The NGO Human Rights Watch (HRW), which specializes in monitoring the international human rights situation, has asked the Bangladeshi authorities to investigate the detective division of the National Police, accused in recent weeks of forced disappearances and torture.
HRW is particularly concerned about the case of shopkeeper Mohamed Rabiul Islam, who died in custody after being subjected to torture, as denounced at the time by Bangladeshi activists. The shopkeeper’s death sparked a wave of protests in the town of Gazipur. Police maintain that he died after being run over by a truck.
Lawyer Abu Hosain Rajon complained on 29 January that he had been subjected to torture by the detective division, as had journalist Raghunath Kha a week earlier, who claimed that the detectives had electrocuted him with tongs attached to his earlobes and beaten him with sticks on the soles of his feet.
Police have denied that the lawyer had been detained and denied the reporter’s allegations, the latest in a list of alleged abuses by detectives, according to HRW.
The NGO recalls that, in July 2019, the UN Committee against Torture described the Bangladesh Police as «a state within a state» able to «operate with impunity and zero accountability.
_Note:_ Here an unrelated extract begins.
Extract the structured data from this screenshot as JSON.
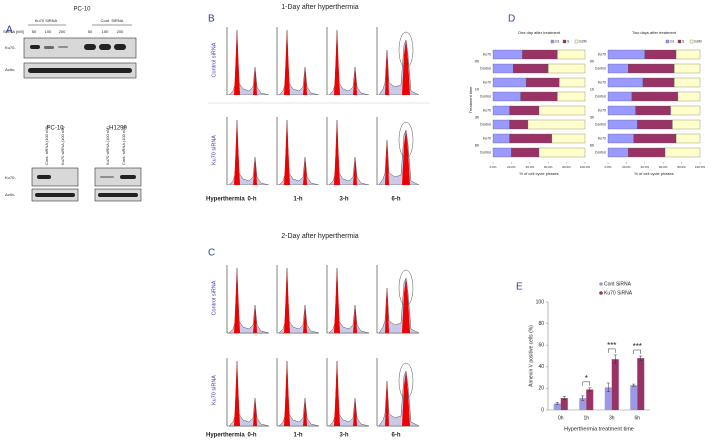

There is only one recorded conviction for torture of a member of the security forces in the last decade.
HRW accuses Bangladesh of having ignored all the recommendations of the UN committee, such as the participation of independent monitors in all detention centers, as well as the launching of investigations into all the complaints filed, particularly in view of the general elections scheduled for early 2024.